А потом я увидел то, что заставило меня застыть, замереть, почти окаменеть.

Сердце гулко шарахнуло о ребра и остановилось, с шумом вырвалось дыхание, зазвенело в голове. 

Равен пришла сюда в брюках и темной рубашке без ворота, волосы были забраны наверх, почти полностью открывая длинную, изящную шею… И сейчас от их кромки, вдоль позвоночника, теряясь под серой тканью, начали проступать черные, жесткие перья. Как деготь, как обсидиан. Совершенные в своём ночном монохроме. 

Да быть этого не может...

Чем больше Катарин тратила сил на гарпию, тем гуще и плотнее становились перья. Через несколько лучей они практически полностью покрыли шею Знающей, почти достигнув скул, но казалось, что Равен было совершенно на это наплевать. Она все так же перебирала нити, создавая новые и новые плетения, встраивала, накладывала их одно на другое. Все меньше и меньше становилось в чаше оленьей крови. Все больше и больше тело мертвой нежити походило на гром-птицу. Изменились грудная клетка и ноги, стали больше и длиннее крылья, увеличились кости хвоста. Смертью воняло так, что хотелось распахнуть настежь окна и двери.

Еще через пару лучей я активировал первый накопитель, с силой впихнув его в покрытую кровью руку Равен. Потом следующий и еще один.

Тело гарпии закончило меняться, когда до рассвета оставалось не больше пары оборотов. Лежало на полу пока совершенно голое: синюшно-серое, без единого пера, смотрели прямо перед собой пустые провалы глаз.

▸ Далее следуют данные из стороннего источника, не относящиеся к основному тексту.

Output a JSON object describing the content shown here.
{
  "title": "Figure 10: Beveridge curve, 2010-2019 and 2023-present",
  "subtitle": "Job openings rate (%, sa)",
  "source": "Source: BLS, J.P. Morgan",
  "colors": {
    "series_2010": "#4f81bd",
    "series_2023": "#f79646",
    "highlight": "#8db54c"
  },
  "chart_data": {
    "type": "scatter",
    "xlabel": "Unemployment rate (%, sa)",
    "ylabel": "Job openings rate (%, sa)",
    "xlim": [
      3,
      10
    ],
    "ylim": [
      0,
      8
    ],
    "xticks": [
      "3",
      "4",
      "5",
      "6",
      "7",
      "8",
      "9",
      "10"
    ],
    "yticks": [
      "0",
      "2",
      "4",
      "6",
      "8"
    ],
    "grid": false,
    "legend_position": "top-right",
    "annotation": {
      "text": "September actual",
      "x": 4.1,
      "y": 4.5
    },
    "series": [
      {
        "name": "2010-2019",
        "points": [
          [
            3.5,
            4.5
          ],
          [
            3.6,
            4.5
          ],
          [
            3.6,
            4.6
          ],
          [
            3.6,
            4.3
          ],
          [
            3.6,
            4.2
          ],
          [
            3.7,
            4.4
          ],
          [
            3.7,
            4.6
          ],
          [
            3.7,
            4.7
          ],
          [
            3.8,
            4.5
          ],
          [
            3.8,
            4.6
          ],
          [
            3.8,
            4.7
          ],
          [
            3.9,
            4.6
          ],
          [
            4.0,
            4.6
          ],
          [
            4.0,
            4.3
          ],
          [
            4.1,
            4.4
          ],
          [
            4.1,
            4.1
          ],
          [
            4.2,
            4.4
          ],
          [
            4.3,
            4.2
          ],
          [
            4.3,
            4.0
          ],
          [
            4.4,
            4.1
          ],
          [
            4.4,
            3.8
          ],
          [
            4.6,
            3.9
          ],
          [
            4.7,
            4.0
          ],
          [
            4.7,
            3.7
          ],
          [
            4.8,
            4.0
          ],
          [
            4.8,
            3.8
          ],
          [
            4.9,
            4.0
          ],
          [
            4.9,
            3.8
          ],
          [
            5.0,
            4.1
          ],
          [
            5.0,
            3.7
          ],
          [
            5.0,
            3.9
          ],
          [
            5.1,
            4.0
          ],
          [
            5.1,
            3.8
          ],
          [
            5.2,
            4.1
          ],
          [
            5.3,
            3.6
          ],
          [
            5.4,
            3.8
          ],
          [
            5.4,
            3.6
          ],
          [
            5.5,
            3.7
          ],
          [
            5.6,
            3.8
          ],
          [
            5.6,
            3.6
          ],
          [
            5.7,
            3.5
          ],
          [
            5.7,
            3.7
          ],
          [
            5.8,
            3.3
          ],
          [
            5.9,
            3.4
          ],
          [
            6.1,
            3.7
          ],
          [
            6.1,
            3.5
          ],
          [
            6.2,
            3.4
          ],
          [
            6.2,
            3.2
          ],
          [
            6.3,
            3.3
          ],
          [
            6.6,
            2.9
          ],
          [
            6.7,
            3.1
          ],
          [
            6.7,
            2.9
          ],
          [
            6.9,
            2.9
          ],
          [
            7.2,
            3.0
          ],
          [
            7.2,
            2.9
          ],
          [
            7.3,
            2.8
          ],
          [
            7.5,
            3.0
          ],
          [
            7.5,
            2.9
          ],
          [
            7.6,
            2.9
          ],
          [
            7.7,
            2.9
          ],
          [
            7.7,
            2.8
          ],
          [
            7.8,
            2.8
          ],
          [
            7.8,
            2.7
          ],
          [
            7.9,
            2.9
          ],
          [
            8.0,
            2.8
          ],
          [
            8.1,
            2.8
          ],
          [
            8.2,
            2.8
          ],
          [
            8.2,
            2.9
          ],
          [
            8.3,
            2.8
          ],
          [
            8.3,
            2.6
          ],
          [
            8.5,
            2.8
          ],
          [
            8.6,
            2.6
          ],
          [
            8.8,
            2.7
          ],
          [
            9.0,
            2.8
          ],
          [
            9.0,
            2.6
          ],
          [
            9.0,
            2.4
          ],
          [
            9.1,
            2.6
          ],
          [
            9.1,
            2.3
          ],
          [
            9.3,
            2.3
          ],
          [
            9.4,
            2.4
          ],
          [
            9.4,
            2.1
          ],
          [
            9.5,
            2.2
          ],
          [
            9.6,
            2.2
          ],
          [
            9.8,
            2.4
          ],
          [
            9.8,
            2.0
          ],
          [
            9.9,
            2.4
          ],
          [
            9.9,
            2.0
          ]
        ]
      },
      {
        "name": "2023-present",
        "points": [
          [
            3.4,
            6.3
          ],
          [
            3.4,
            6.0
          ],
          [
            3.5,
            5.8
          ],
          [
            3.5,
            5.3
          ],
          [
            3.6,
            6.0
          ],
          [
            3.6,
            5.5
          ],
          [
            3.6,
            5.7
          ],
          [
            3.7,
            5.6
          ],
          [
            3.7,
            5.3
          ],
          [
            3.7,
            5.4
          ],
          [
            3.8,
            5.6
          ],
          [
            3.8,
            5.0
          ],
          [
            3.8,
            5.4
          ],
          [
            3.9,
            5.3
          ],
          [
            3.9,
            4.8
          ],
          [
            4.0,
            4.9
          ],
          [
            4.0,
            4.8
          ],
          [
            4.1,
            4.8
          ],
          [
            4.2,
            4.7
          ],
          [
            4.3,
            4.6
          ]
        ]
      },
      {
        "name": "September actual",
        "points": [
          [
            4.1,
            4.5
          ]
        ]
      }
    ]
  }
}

Я поднял ослабевшую Катарин на ноги, помог дойти и сесть на стол, спихнув с него карты и литкраллы, пустые накопители.

Она медленно приходила в себя: исчезала с лица неестественная бледность, уходила из глаз сизая дымка, дыхание, сбившееся и тяжелое, понемногу выравнивалось, исчезали и ее перья. Равен молчала, сидела, прислонившись спиной к стене, и рассматривала птицу, ошметки кожи вокруг, обломки костей. С благодарностью приняла у меня флягу с водой, опустошила ее в один миг.

- На сегодня все, - прохрипела теневая, спустя еще несколько мгновений тишины. – Перья и остальное завтра.

Я только кивнул отстраненно. Мне совершенно не нравилось происходящие. Катарин выглядела действительно уставшей, измотанной и выжатой, тянула слова, не двигалась, будто каждое движение, даже легкое шевеление пальцами требовало неимоверных усилий.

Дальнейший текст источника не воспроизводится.